Confusion with tag-team git workflow (?)

[cobratbq]

I want to check something with you. I just reviewed a trivial PR from languitar. (Partly to see how the tag-team git workflow works.) Now I have checked and pushed his commit to otr4j/otr4j. But how can I verify, apart from checking the github PR-info, that languitar didn't push it himself?

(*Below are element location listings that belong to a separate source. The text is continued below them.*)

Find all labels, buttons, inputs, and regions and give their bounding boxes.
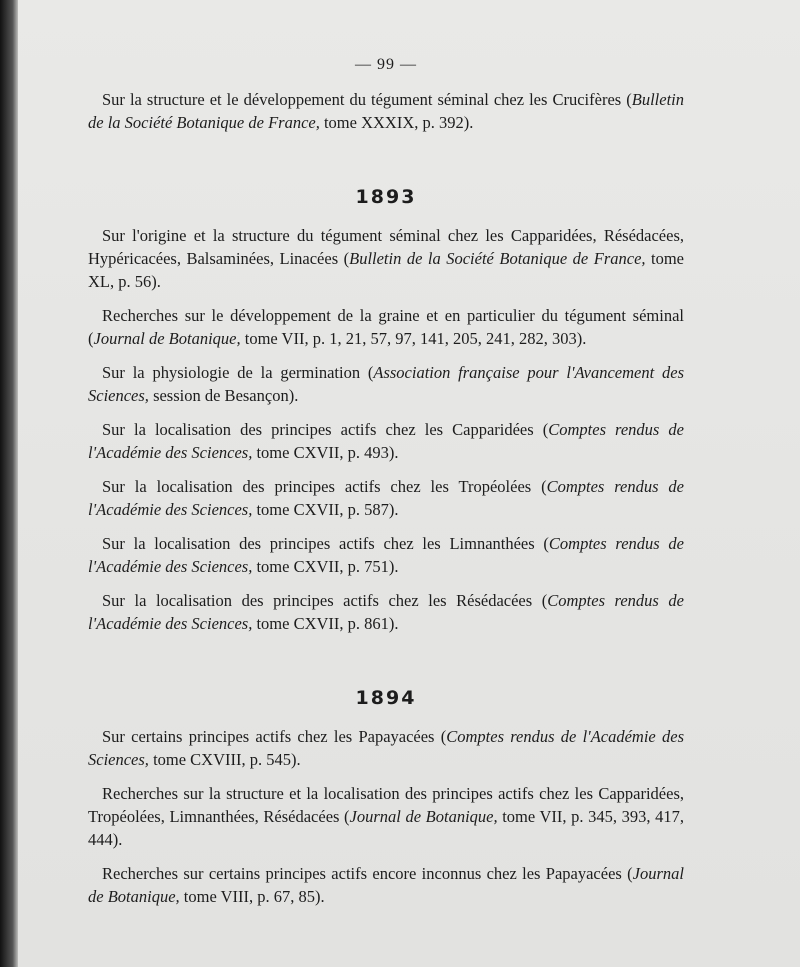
entry-reference: tome CXVII, p. 751).	[252, 557, 399, 576]
bibliography-entry	[88, 418, 684, 464]
bibliography-entry	[88, 725, 684, 771]
entry-text: Sur certains principes actifs chez les Papayacées (	[102, 727, 447, 746]
entry-source: Bulletin de la Société Botanique de France,	[88, 90, 684, 132]
entry-text: Sur la localisation des principes actifs chez les Limnanthées (	[102, 534, 549, 553]
entry-reference: tome VII, p. 1, 21, 57, 97, 141, 205, 241, 282, 303).	[240, 329, 587, 348]
entry-reference: tome VIII, p. 67, 85).	[179, 887, 325, 906]
page-content	[88, 56, 684, 919]
entry-reference: tome CXVII, p. 587).	[252, 500, 399, 519]
entry-text: Recherches sur certains principes actifs encore inconnus chez les Papayacées (	[102, 864, 633, 883]
entry-source: Journal de Botanique,	[88, 864, 684, 906]
entry-source: Comptes rendus de l'Académie des Sciences,	[88, 727, 684, 769]
bibliography-entry	[88, 88, 684, 134]
entry-source: Bulletin de la Société Botanique de France,	[349, 249, 646, 268]
entry-source: Comptes rendus de l'Académie des Sciences,	[88, 420, 684, 462]
entry-reference: tome XXXIX, p. 392).	[319, 113, 474, 132]
entry-source: Association française pour l'Avancement des Sciences,	[88, 363, 684, 405]
entry-text: Recherches sur la structure et la localisation des principes actifs chez les Capparidées, Tropéolées, Limnanthées, Résédacées (	[88, 784, 684, 826]
bibliography-entry	[88, 532, 684, 578]
entry-text: Sur la localisation des principes actifs chez les Tropéolées (	[102, 477, 547, 496]
bibliography-entry	[88, 475, 684, 521]
entry-text: Sur la localisation des principes actifs chez les Résédacées (	[102, 591, 548, 610]
entry-text: Sur l'origine et la structure du tégument séminal chez les Capparidées, Résédacées, Hypéricacées, Balsaminées, Linacées (	[88, 226, 684, 268]
entry-reference: session de Besançon).	[148, 386, 299, 405]
entry-reference: tome VII, p. 345, 393, 417, 444).	[88, 807, 684, 849]
entry-text: Recherches sur le développement de la graine et en particulier du tégument séminal (	[88, 306, 684, 348]
entry-source: Journal de Botanique,	[349, 807, 498, 826]
bibliography-entry	[88, 304, 684, 350]
entry-text: Sur la structure et le développement du tégument séminal chez les Crucifères (	[102, 90, 632, 109]
bibliography-entry	[88, 782, 684, 851]
entry-text: Sur la physiologie de la germination (	[102, 363, 374, 382]
entry-source: Journal de Botanique,	[93, 329, 241, 348]
bibliography-entry	[88, 862, 684, 908]
page-number: — 99 —	[355, 56, 417, 73]
entry-source: Comptes rendus de l'Académie des Sciences,	[88, 477, 684, 519]
entry-source: Comptes rendus de l'Académie des Sciences,	[88, 534, 684, 576]
bibliography-entry	[88, 361, 684, 407]
bibliography-entry	[88, 224, 684, 293]
entry-reference: tome CXVII, p. 493).	[252, 443, 399, 462]
book-page	[18, 0, 800, 967]
entry-reference: tome XL, p. 56).	[88, 249, 684, 291]
entry-text: Sur la localisation des principes actifs chez les Capparidées (	[102, 420, 549, 439]
entry-reference: tome CXVII, p. 861).	[252, 614, 399, 633]
year-heading: 1893	[355, 186, 417, 208]
bibliography-entry	[88, 589, 684, 635]
year-heading: 1894	[355, 687, 417, 709]
entry-source: Comptes rendus de l'Académie des Sciences,	[88, 591, 684, 633]
scan-margin-shadow	[0, 0, 18, 967]
entry-reference: tome CXVIII, p. 545).	[148, 750, 301, 769]
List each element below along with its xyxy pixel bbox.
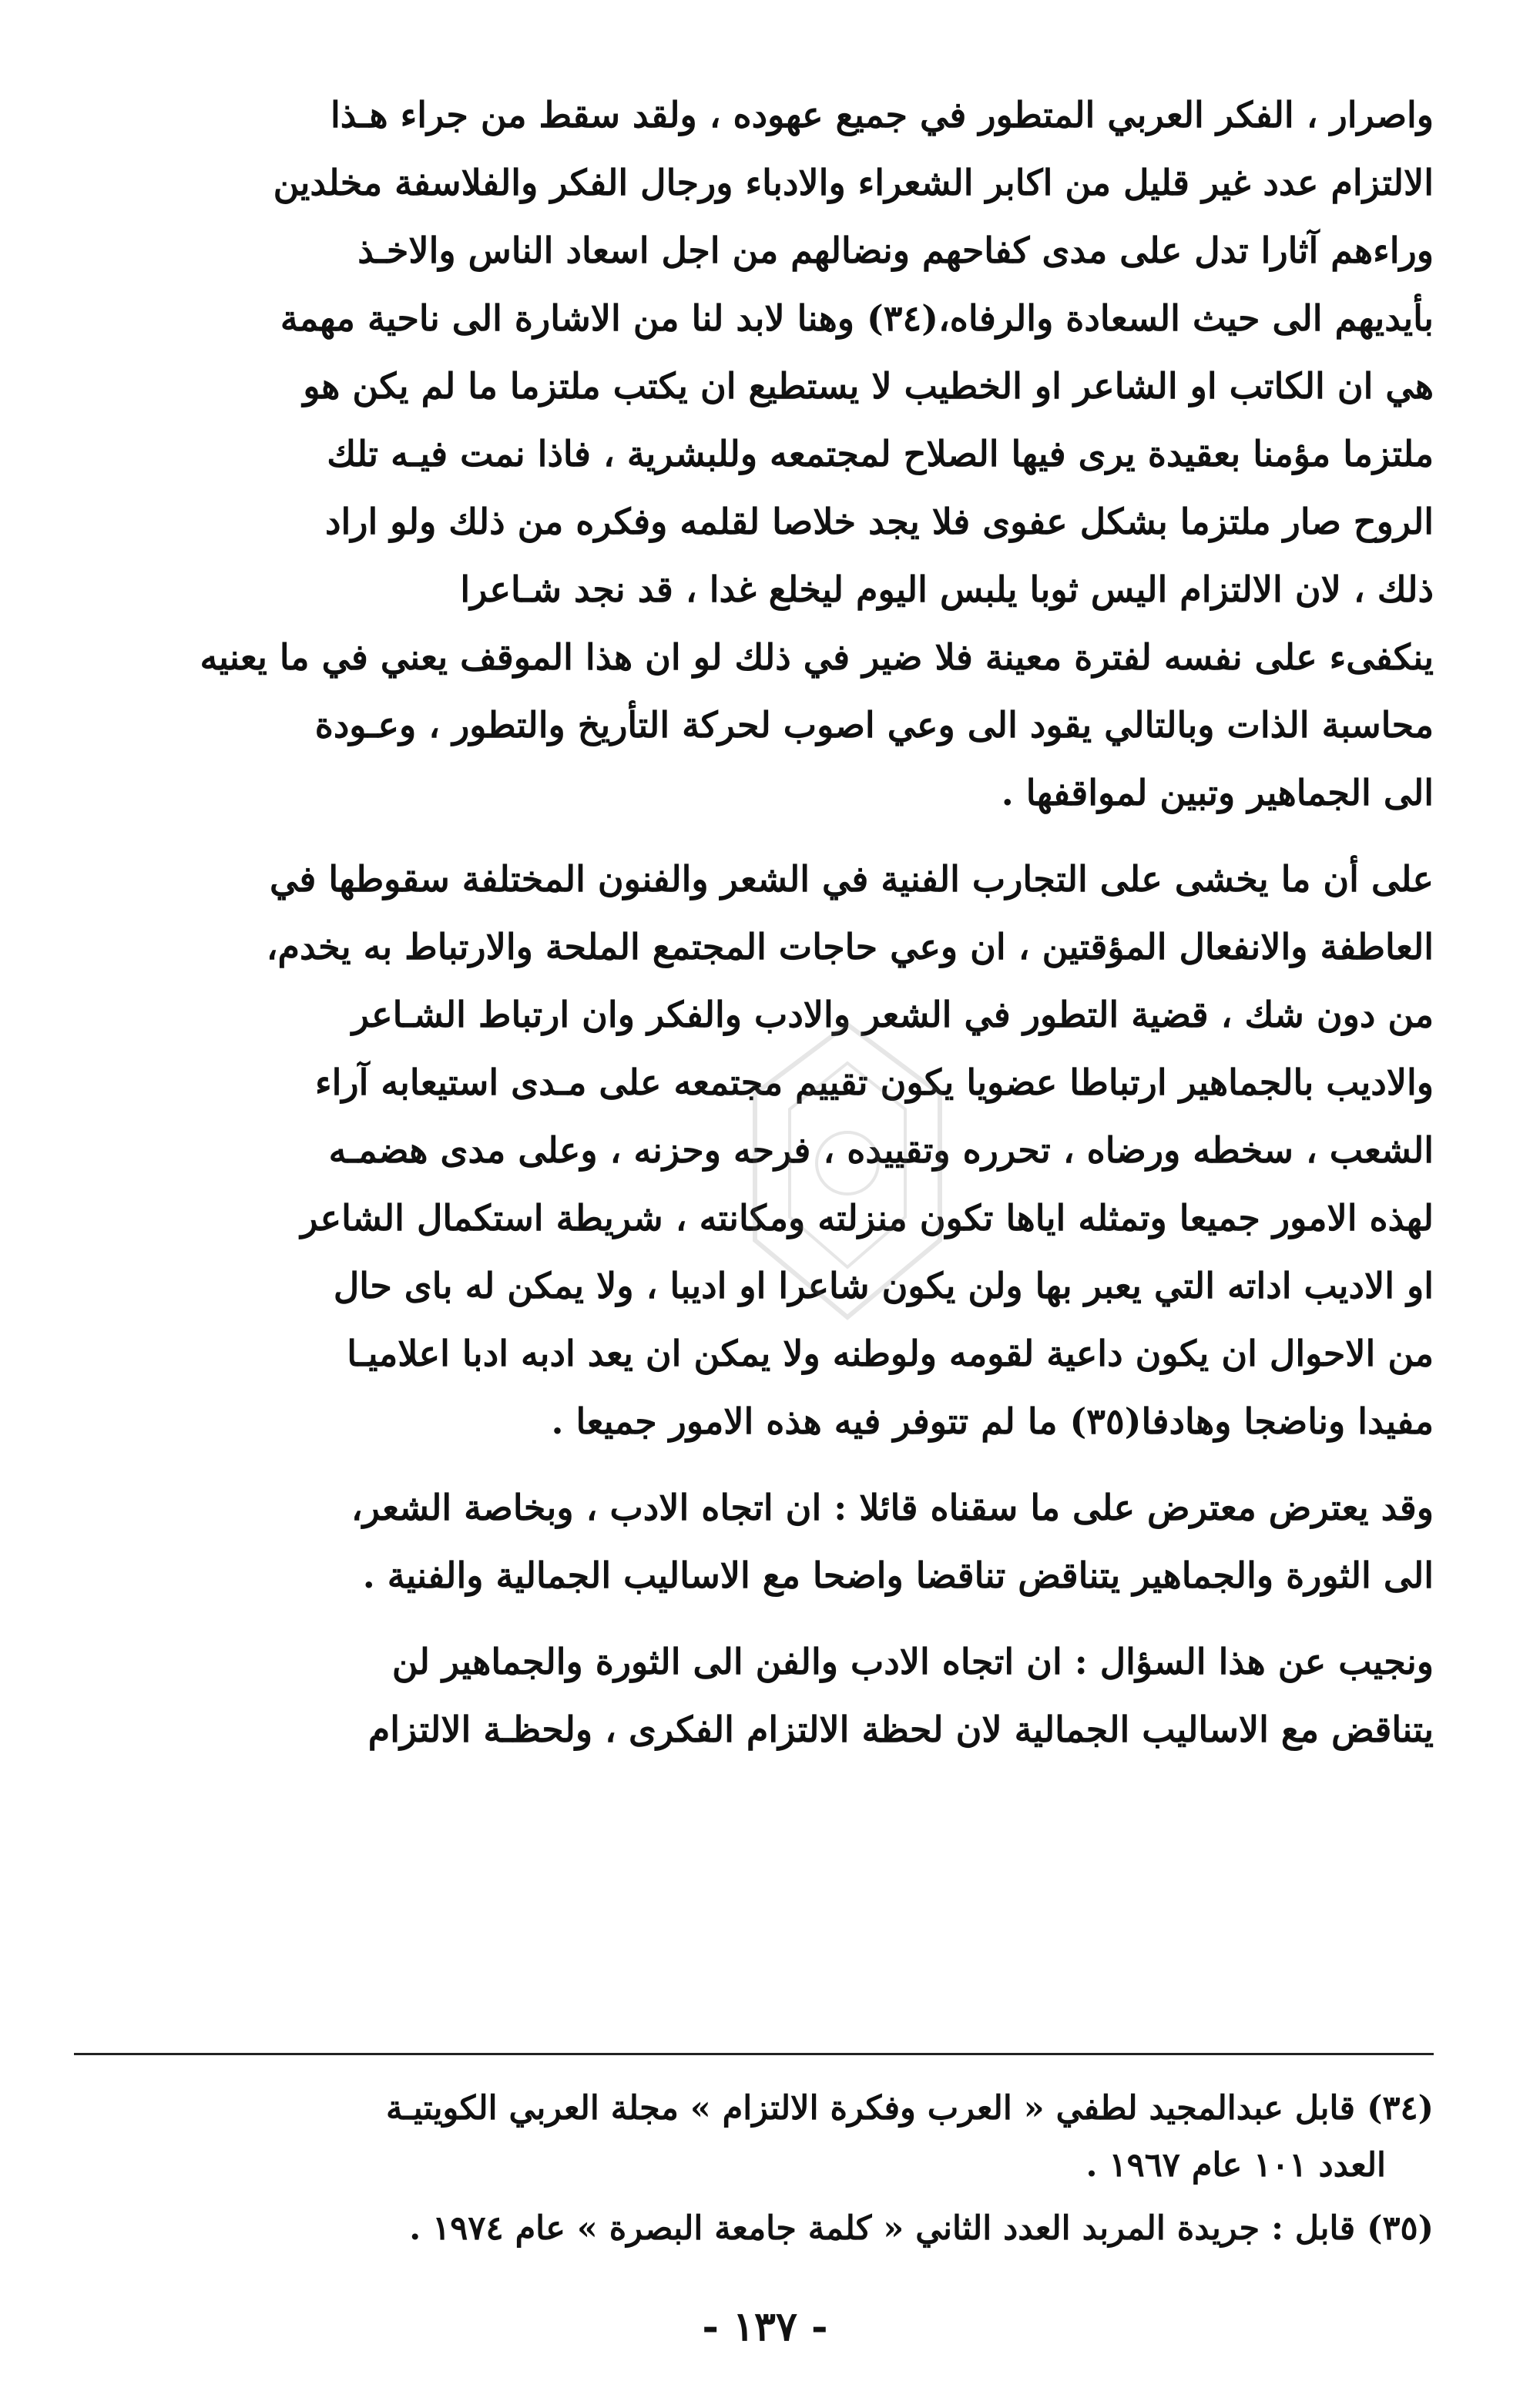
- text-line: الروح صار ملتزما بشكل عفوى فلا يجد خلاصا لقلمه وفكره من ذلك ولو اراد: [325, 501, 1434, 542]
- paragraph-3: [96, 1474, 1434, 1609]
- seal-icon: [709, 1009, 986, 1333]
- text-line: يتناقض مع الاساليب الجمالية لان لحظة الالتزام الفكرى ، ولحظـة الالتزام: [367, 1709, 1434, 1750]
- text-line: وراءهم آثارا تدل على مدى كفاحهم ونضالهم من اجل اسعاد الناس والاخـذ: [357, 230, 1434, 271]
- text-line: واصرار ، الفكر العربي المتطور في جميع عهوده ، ولقد سقط من جراء هـذا: [330, 94, 1434, 136]
- footnote-continuation: العدد ١٠١ عام ١٩٦٧ .: [1085, 2146, 1386, 2185]
- paragraph-1: [96, 81, 1434, 827]
- text-line: محاسبة الذات وبالتالي يقود الى وعي اصوب لحركة التأريخ والتطور ، وعـودة: [314, 704, 1434, 746]
- text-line: هي ان الكاتب او الشاعر او الخطيب لا يستطيع ان يكتب ملتزما ما لم يكن هو: [303, 365, 1434, 407]
- text-line: العاطفة والانفعال المؤقتين ، ان وعي حاجات المجتمع الملحة والارتباط به يخدم،: [266, 926, 1434, 968]
- footnote-35: [96, 2200, 1434, 2257]
- page-number: - ١٣٧ -: [702, 2303, 828, 2350]
- library-seal-watermark: [709, 1009, 986, 1333]
- text-line: من الاحوال ان يكون داعية لقومه ولوطنه ولا يمكن ان يعد ادبه ادبا اعلاميـا: [347, 1333, 1434, 1374]
- text-line: ذلك ، لان الالتزام اليس ثوبا يلبس اليوم ليخلع غدا ، قد نجد شـاعرا: [460, 568, 1434, 610]
- text-line: لهذه الامور جميعا وتمثله اياها تكون منزلته ومكانته ، شريطة استكمال الشاعر: [300, 1197, 1434, 1239]
- footnotes: [96, 2080, 1434, 2263]
- footnote-text: (٣٥) قابل : جريدة المربد العدد الثاني « كلمة جامعة البصرة » عام ١٩٧٤ .: [409, 2209, 1434, 2248]
- text-line: والاديب بالجماهير ارتباطا عضويا يكون تقييم مجتمعه على مـدى استيعابه آراء: [314, 1061, 1434, 1103]
- text-line: على أن ما يخشى على التجارب الفنية في الشعر والفنون المختلفة سقوطها في: [270, 858, 1434, 900]
- paragraph-4: [96, 1628, 1434, 1763]
- text-line: بأيديهم الى حيث السعادة والرفاه،(٣٤) وهنا لابد لنا من الاشارة الى ناحية مهمة: [280, 297, 1434, 339]
- text-line: الشعب ، سخطه ورضاه ، تحرره وتقييده ، فرحه وحزنه ، وعلى مدى هضمـه: [328, 1129, 1434, 1171]
- text-line: الى الثورة والجماهير يتناقض تناقضا واضحا مع الاساليب الجمالية والفنية .: [362, 1554, 1434, 1596]
- body-text: [96, 81, 1434, 1763]
- text-line: وقد يعترض معترض على ما سقناه قائلا : ان اتجاه الادب ، وبخاصة الشعر،: [351, 1487, 1434, 1528]
- footnote-text: (٣٤) قابل عبدالمجيد لطفي « العرب وفكرة الالتزام » مجلة العربي الكويتيـة: [385, 2089, 1434, 2128]
- text-line: ونجيب عن هذا السؤال : ان اتجاه الادب والفن الى الثورة والجماهير لن: [391, 1641, 1434, 1682]
- text-line: او الاديب اداته التي يعبر بها ولن يكون شاعرا او اديبا ، ولا يمكن له باى حال: [333, 1265, 1434, 1306]
- footnote-separator: [74, 2053, 1434, 2055]
- text-line: الالتزام عدد غير قليل من اكابر الشعراء والادباء ورجال الفكر والفلاسفة مخلدين: [273, 162, 1434, 203]
- text-line: مفيدا وناضجا وهادفا(٣٥) ما لم تتوفر فيه هذه الامور جميعا .: [551, 1400, 1434, 1442]
- text-line: من دون شك ، قضية التطور في الشعر والادب والفكر وان ارتباط الشـاعر: [351, 994, 1434, 1035]
- text-line: ملتزما مؤمنا بعقيدة يرى فيها الصلاح لمجتمعه وللبشرية ، فاذا نمت فيـه تلك: [327, 433, 1434, 475]
- text-line: الى الجماهير وتبين لمواقفها .: [1001, 772, 1434, 813]
- footnote-34: [96, 2080, 1434, 2194]
- text-line: ينكفىء على نفسه لفترة معينة فلا ضير في ذلك لو ان هذا الموقف يعني في ما يعنيه: [200, 636, 1434, 678]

https://github.com/otr4j/otr4j/pull/17 shows that I merged it, however one cannot see that from the git commit log. I used the following steps:

1. Verify by checking out: git checkout languitar/fix-pom-url (and doing actual verification)
2. Push with: git push upstream languitar/fix-pom-url:master

Since I do not actually merge the PR, it doesn't reflect this in the commit log. Only because github tracks sources, can it show that this happened. (I checked gitk for commit information.)

[eighthave]

You can only verify that by checking before you merged whether @languitar's commit is on upstream/master. If there is a merge commit, that will have your user info in the commit, but that's not verified info. languitar (not to pick on him, just to continue the example) could have created that merge commit himself and added your user info to it.

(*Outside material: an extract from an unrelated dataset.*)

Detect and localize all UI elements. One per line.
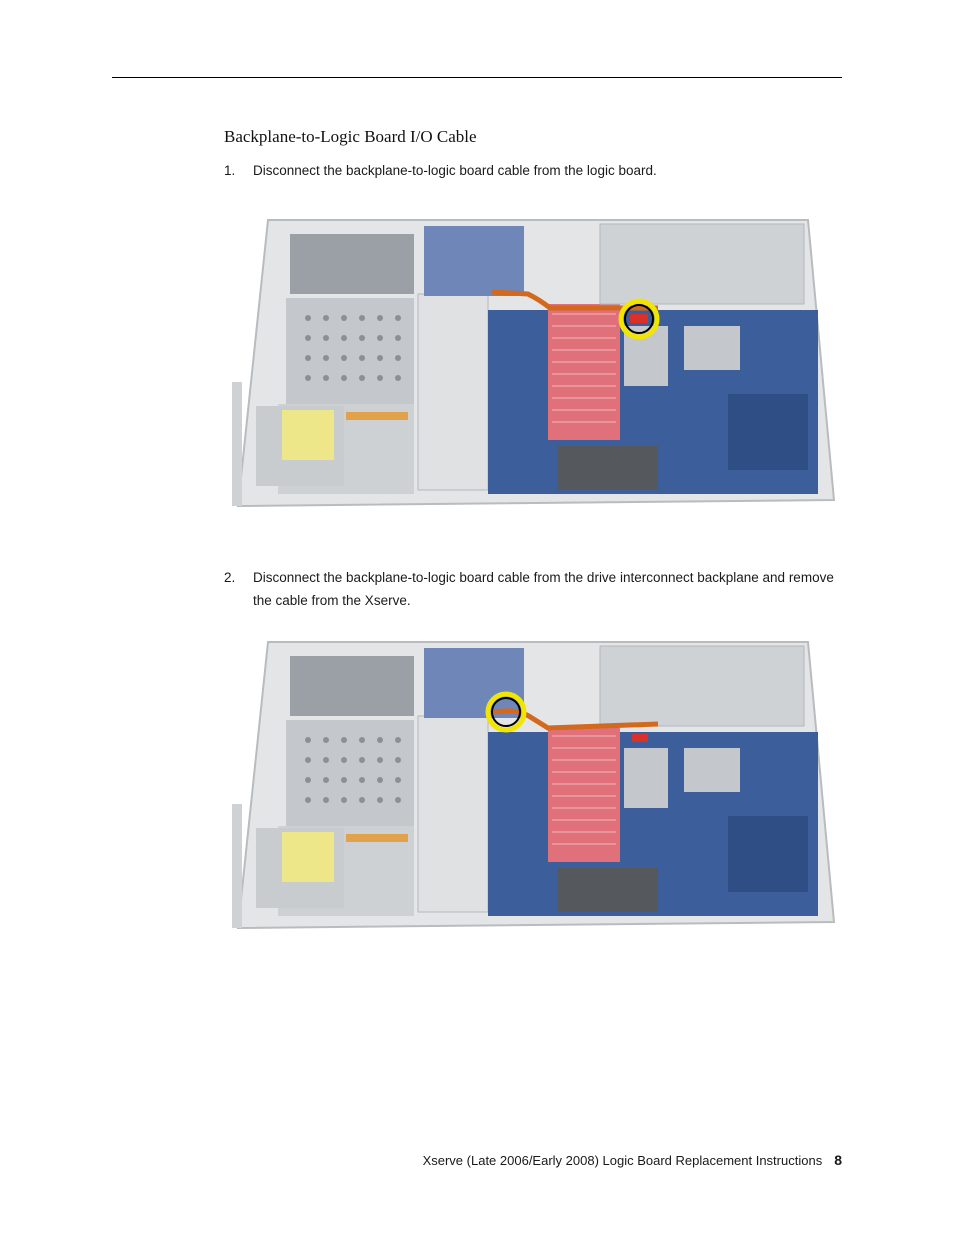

That's why I think it is important to use git remotes, that makes it easy to see the status of commits in given remotes, including otr4j/otr4j. That's generally easy to do when using git remotes and git fetch --all. When I want to see the status of everyone's work, I make sure that everyone who's work I want to follow is added as a remote, then update all the remotes:

git remote add languitar https://github.com/languitar/otr4j
git fetch -all
gitk &

In gitk, I can easily see the status of everyone's branches using a handy "everything" view that I setup and saved on the "View" menu:

[cobratbq]

Sure. I was asking mostly from an "auditing" pov and indeed languitar could simply fake my credentials. (At least until we start signing commits, that is.) I'll use non-ff merges such that at least there's always 2 names in a commit. I am clear on how to use the multiple remotes and viewing heads. I use the same method myself. I was asking just to make sure that pushing is a desirable action given the lack of traceability of the actual committer.

[eighthave]

About the auditing idea, that happens when you bring in any commit into your own local git repo. On a small project like this, I review all of the commits that I'm pulling into master on my own local git, so that's where I'm doing the auditing. Then when I have stuff that is ready to be pushed upstream, I do it from my local master.

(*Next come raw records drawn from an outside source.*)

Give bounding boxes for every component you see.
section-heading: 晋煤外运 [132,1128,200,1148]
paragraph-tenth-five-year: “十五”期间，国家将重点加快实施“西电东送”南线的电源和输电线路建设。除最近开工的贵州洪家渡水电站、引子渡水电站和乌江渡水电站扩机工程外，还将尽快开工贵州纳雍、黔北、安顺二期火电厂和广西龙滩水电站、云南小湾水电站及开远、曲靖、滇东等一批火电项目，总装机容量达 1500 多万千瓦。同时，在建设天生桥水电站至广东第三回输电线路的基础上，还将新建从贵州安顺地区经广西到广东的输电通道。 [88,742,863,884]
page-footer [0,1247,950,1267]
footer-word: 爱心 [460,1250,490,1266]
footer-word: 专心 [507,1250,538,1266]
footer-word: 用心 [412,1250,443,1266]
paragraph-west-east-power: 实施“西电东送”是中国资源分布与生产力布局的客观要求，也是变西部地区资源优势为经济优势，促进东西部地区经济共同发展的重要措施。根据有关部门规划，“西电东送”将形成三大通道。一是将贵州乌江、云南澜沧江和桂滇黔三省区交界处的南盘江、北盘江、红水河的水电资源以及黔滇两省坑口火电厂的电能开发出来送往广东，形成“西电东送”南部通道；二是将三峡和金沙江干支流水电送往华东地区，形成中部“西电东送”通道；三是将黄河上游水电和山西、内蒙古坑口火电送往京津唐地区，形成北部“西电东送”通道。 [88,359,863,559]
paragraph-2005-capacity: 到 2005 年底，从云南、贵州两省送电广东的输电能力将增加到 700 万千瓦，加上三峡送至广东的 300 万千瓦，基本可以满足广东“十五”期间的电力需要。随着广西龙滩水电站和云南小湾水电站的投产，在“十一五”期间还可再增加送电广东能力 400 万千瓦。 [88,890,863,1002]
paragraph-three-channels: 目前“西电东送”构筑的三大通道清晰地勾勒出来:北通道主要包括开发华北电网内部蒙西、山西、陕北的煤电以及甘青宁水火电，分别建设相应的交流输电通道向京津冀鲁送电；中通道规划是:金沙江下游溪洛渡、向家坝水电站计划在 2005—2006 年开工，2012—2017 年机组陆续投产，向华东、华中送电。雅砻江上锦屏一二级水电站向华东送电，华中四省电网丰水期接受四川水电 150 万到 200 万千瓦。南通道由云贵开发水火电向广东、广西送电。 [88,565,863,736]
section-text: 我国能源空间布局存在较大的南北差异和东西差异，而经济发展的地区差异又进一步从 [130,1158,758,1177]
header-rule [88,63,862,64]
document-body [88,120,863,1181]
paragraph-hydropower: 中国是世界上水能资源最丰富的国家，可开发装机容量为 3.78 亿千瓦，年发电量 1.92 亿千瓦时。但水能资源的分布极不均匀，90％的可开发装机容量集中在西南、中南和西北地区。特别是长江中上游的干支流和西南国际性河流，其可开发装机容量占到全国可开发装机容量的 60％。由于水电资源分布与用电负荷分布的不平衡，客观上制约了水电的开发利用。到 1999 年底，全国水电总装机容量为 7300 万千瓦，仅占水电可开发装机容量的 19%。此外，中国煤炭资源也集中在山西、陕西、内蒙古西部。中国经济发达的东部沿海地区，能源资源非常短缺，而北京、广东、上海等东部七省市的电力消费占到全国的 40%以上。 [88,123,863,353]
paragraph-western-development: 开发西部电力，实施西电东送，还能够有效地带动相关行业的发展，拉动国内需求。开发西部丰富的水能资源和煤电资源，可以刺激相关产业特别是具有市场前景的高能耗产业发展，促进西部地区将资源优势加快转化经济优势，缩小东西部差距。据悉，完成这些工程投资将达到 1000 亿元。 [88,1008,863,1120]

I'm not really a fan of unneeded merge commits since they can make the git history quite messy. But if others like them, I can live with them. If we want to document who merged the pull request, we can also mark that info in the pull request itself.

I suppose we could do signed merge commits to close pull requests, then the merge commits would have a point. But I think that workflow might be too elaborate for many contributors.

[cobratbq]

Okay, so I just merged some PRs. That makes for an ugly history graph. (A bit worse than I expected.) I'll just go with branch pushing for simple cases. Thanks for the information. I wanted to be sure that I wasn't misbehaving in the suggested git workflow.